Mit dem erfolgreichen Abschluss der Sondierungsgespräche am Samstag ist eine schwarz-rote Regierung wahrscheinlicher geworden. Die Parteivorstände von CSU und SPD gaben am Sonntag grünes Licht für Koalitionsverhandlungen, bei der CDU soll am Montag darüber befunden werden. In schwierigen Fragen etwa in der Migrationspolitik und dem Bürgergeld bewegten sich Union und SPD aufeinander zu.

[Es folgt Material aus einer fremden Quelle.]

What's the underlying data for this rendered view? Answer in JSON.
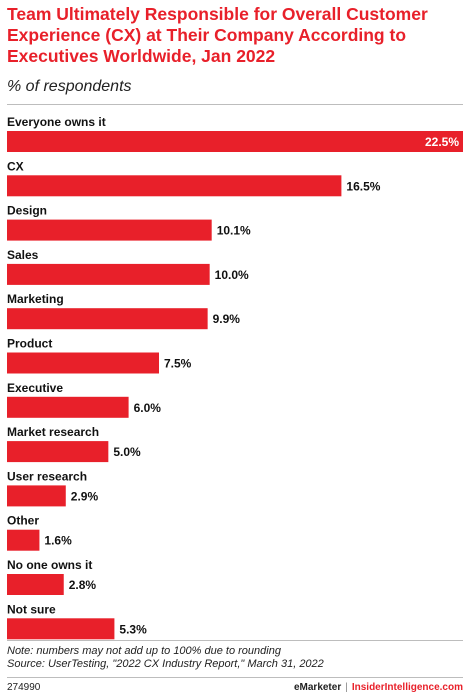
{
  "title": "Team Ultimately Responsible for Overall Customer Experience (CX) at Their Company According to Executives Worldwide, Jan 2022",
  "subtitle": "% of respondents",
  "colors": {
    "bar": "#e8202a",
    "title": "#e8202a"
  },
  "chart_data": {
    "type": "bar",
    "orientation": "horizontal",
    "unit": "%",
    "categories": [
      "Everyone owns it",
      "CX",
      "Design",
      "Sales",
      "Marketing",
      "Product",
      "Executive",
      "Market research",
      "User research",
      "Other",
      "No one owns it",
      "Not sure"
    ],
    "values": [
      22.5,
      16.5,
      10.1,
      10.0,
      9.9,
      7.5,
      6.0,
      5.0,
      2.9,
      1.6,
      2.8,
      5.3
    ],
    "value_labels": [
      "22.5%",
      "16.5%",
      "10.1%",
      "10.0%",
      "9.9%",
      "7.5%",
      "6.0%",
      "5.0%",
      "2.9%",
      "1.6%",
      "2.8%",
      "5.3%"
    ],
    "xlim": [
      0,
      22.5
    ],
    "grid": false,
    "legend": "none"
  },
  "notes": {
    "note": "Note: numbers may not add up to 100% due to rounding",
    "source": "Source: UserTesting, \"2022 CX Industry Report,\" March 31, 2022"
  },
  "footer": {
    "chart_id": "274990",
    "brand_primary": "eMarketer",
    "separator": "|",
    "brand_secondary": "InsiderIntelligence.com"
  }
}
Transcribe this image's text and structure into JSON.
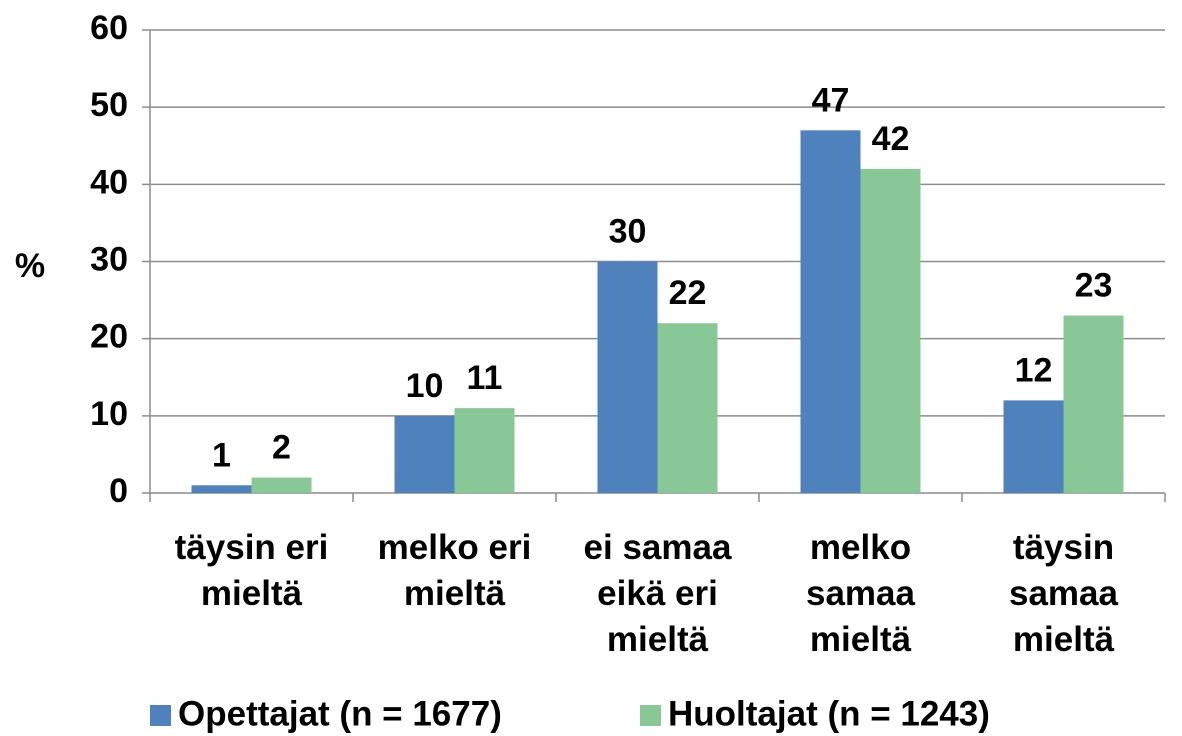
{
  "chart_data": {
    "type": "bar",
    "y_label": "%",
    "categories": [
      [
        "täysin eri",
        "mieltä"
      ],
      [
        "melko eri",
        "mieltä"
      ],
      [
        "ei samaa",
        "eikä eri",
        "mieltä"
      ],
      [
        "melko",
        "samaa",
        "mieltä"
      ],
      [
        "täysin",
        "samaa",
        "mieltä"
      ]
    ],
    "series": [
      {
        "name": "Opettajat (n = 1677)",
        "color": "#4f81bd",
        "values": [
          1,
          10,
          30,
          47,
          12
        ]
      },
      {
        "name": "Huoltajat (n = 1243)",
        "color": "#88c796",
        "values": [
          2,
          11,
          22,
          42,
          23
        ]
      }
    ],
    "ylim": [
      0,
      60
    ],
    "yticks": [
      0,
      10,
      20,
      30,
      40,
      50,
      60
    ],
    "grid": true,
    "legend": "bottom"
  }
}
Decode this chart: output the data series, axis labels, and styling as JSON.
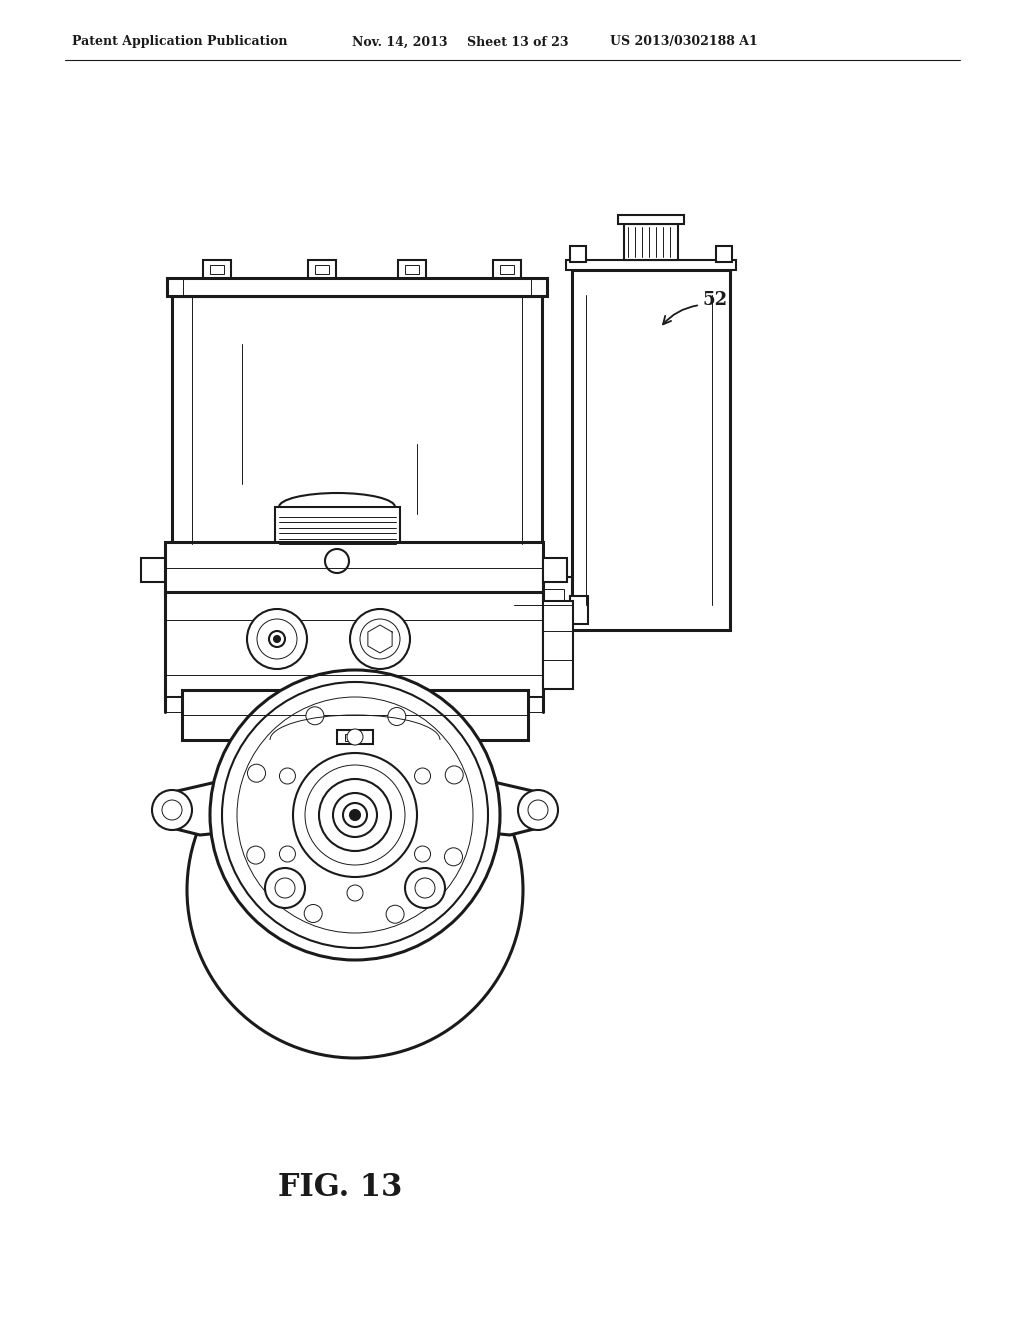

Vereinbart haben CDU/CSU und SPD unter anderem die Zurückweisung auch von Asylsuchenden an Deutschlands Grenzen. Dies soll „in Abstimmung mit unseren europäischen Nachbarn“ geschehen, heißt es in der Sondierungsvereinbarung. CDU-Chef Friedrich Merz schloss deutsche Alleingänge dennoch nicht aus. „An erster Stelle steht für mich die Sicherheit unseres eigenen Landes“, sagte er am Sonntag.
Österreichs Regierung machte bereits deutlich, dass sie die deutschen Pläne zur Rückweisung von Asylbewerbern an der Grenze ablehnt – trotz grundsätzlicher Zustimmung zu einer restriktiveren Zuwanderungspolitik. Österreich werde solche Personen nicht annehmen, teilte das Innenministerium in Wien mit.